③ | ファイル名を指定してCreateTextFileメソッドを実行することでTextStreamオブジェクトを作成。 |
2-1.OpenTextFileによる作成
図07の①のルートが、OpenTextFileメソッドによるTextStreamオブジェクトの作成です。構文は以下です。FileSystemObject.OpenTextFile (filename, [ iomode, [ create, [ format ]]] ) As TextStream
4つの引数の内容は以下になります。
引数 | 型 | 内容 | ||||||||||||||
---|---|---|---|---|---|---|---|---|---|---|---|---|---|---|---|---|
1 | filename | 必須 | String | [パス名+] ファイル名 | ||||||||||||
2 | iomode | 省略可 | IOMode (右表) | 入出力モード
| ||||||||||||
3 | create | 省略可 | Boolean | 指定したファイルが存在しない場合の処理
| ||||||||||||
4 | format | 省略可 | Tristate (右表) | 開くファイルの文字コード
|
第1引数(filename)は、開くファイル名です。パス名を省略した場合には、既定のドキュメントフォルダー(C:¥Users¥[ユーザー名] ¥Documents")に存在するファイルが対象になります。

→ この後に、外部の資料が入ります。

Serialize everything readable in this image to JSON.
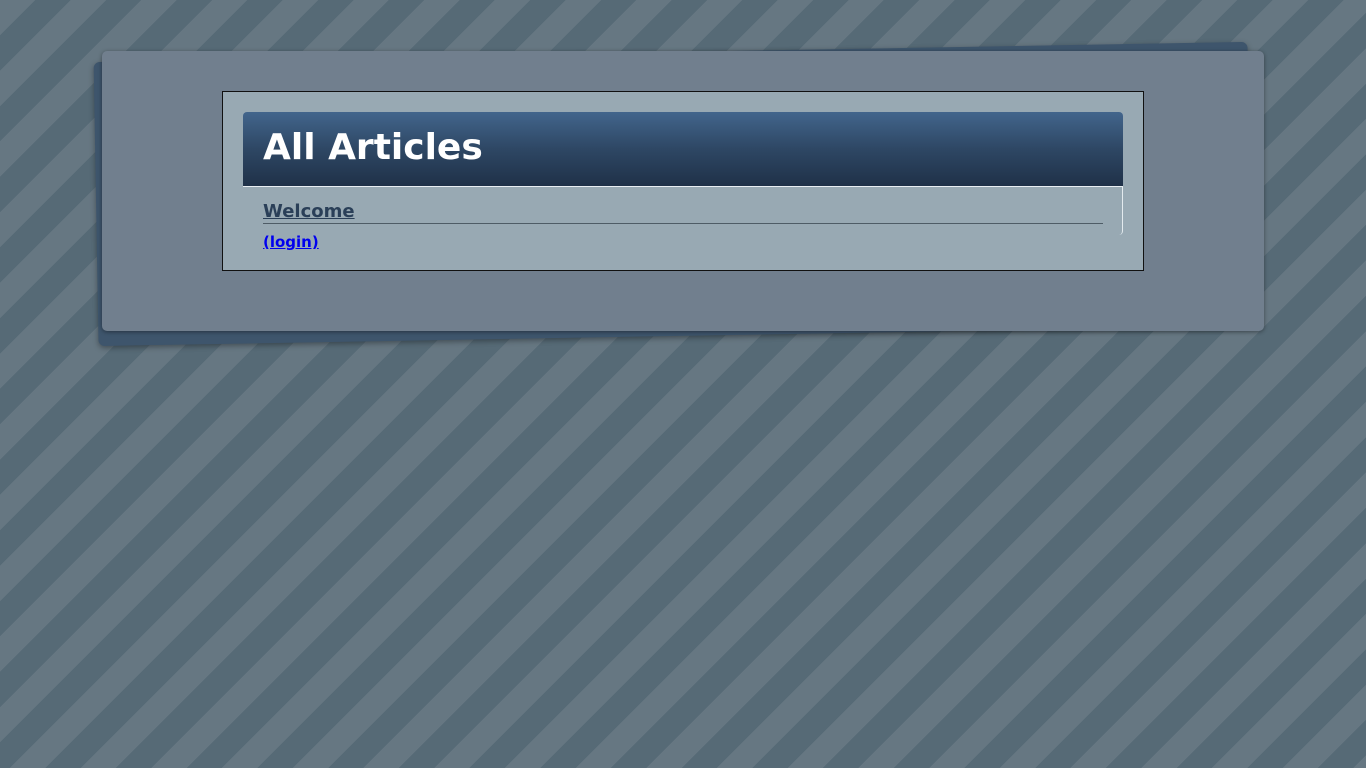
{
  "page": {
    "title": "All Articles"
  },
  "content": {
    "section_heading": "Welcome",
    "login_link": "(login)"
  },
  "colors": {
    "header_gradient_top": "#42658c",
    "header_gradient_bottom": "#1f3148",
    "link": "#0000ee",
    "heading_text": "#2a3f58",
    "panel_background": "#98a9b3",
    "card_background": "#717f8e"
  }
}
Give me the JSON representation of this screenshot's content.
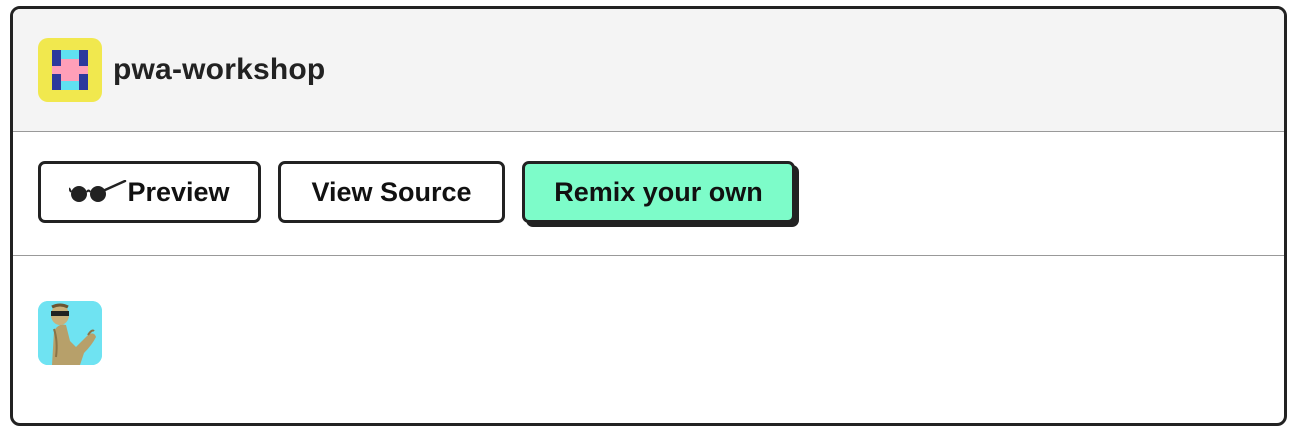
{
  "project": {
    "name": "pwa-workshop",
    "logo_icon": "glitch-project-logo-icon"
  },
  "actions": {
    "preview_label": "Preview",
    "preview_icon": "sunglasses-icon",
    "view_source_label": "View Source",
    "remix_label": "Remix your own"
  },
  "colors": {
    "remix_accent": "#7dfcc9",
    "logo_background": "#f1e84e",
    "border": "#222222",
    "header_background": "#f4f4f4"
  },
  "user": {
    "avatar_icon": "user-avatar-illustration"
  }
}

パス名を付ける場合は、絶対パス名(C:¥・・・等)または相対パス名が可能です。相対パスの起点は上記のドキュメントフォルダーです。
第2引数(iomode)は、ファイルを「読み取り専用/書き込み専用/追記モード」のどれで開くかを指定します。既定は読み取り専用です。

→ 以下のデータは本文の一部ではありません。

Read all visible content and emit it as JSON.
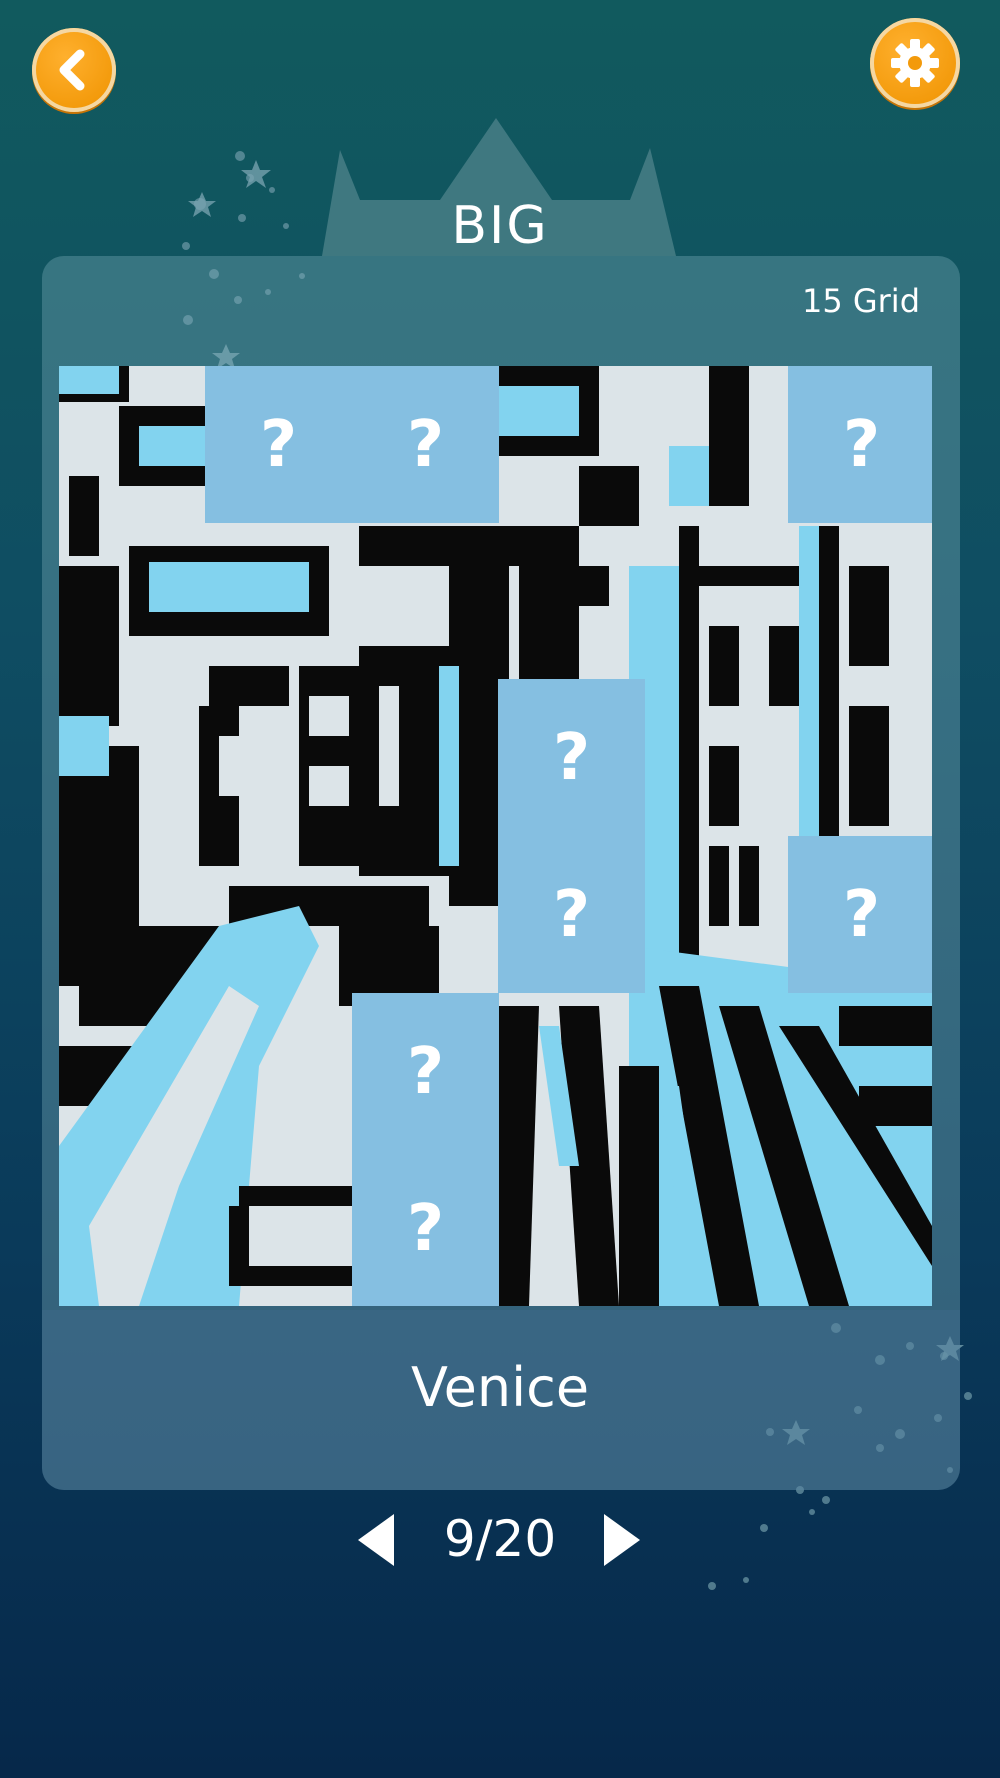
{
  "header": {
    "back_icon": "chevron-left-icon",
    "settings_icon": "gear-icon",
    "accent": "#f39a0b"
  },
  "level": {
    "category": "BIG",
    "grid_label": "15 Grid"
  },
  "puzzle": {
    "name": "Venice",
    "hidden_label": "?",
    "colors": {
      "black": "#0a0a0a",
      "light": "#dce4e8",
      "water": "#82d3ef",
      "hidden": "#85bfe1"
    }
  },
  "pager": {
    "prev_icon": "triangle-left-icon",
    "next_icon": "triangle-right-icon",
    "counter": "9/20"
  }
}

第3引数(create)は、第1引数(filename)で指定したファイルが存在しなかった時の処理です。Trueの場合は、filenameで指定したファイルを新規作成しますし、False(既定)の場合には「ファイルが見つかりません」との実行時エラーが発生します。

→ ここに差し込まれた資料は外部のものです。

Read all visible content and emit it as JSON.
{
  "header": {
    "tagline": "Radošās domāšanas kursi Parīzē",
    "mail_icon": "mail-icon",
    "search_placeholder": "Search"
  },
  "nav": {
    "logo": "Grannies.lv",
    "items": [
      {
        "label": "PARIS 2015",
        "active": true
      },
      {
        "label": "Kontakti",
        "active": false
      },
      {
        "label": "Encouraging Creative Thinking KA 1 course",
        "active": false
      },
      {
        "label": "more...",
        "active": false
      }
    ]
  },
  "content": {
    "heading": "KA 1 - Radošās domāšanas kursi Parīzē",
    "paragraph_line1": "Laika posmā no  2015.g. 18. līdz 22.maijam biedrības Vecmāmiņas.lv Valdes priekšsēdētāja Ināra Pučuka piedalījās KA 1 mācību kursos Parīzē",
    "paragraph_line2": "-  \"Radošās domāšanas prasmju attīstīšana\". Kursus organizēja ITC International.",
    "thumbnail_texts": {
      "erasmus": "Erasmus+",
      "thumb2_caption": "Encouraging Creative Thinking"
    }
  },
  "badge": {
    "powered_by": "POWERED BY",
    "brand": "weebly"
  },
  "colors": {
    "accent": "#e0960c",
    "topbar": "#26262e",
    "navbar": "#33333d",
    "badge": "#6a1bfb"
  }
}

なお、第2引数がForReading(読み取り専用)の時に第3引数をTrueにした時にも「新規ファイルは作成」されますが、中身が無いのでTextStreamをRead等で読み込む時にはエラーが出てしまいます。
データ読み取り用にOpenTextFileメソッドを使用する時には、ファイルが実在するか否かを事前に調べる必要があります。
第4引数(format)は、開くファイルの文字コードを指定します。一見すると図08内の表は「値=0 はShift-JIS」「値=-1 はUnicode」「値=-2 は、システム既定??」と見えますが、そんなに単純では無さそうです。
まず、第4引数の各値とファイルの文字コードの対応を調べた結果を下表に示します。×印は文字化け発生です。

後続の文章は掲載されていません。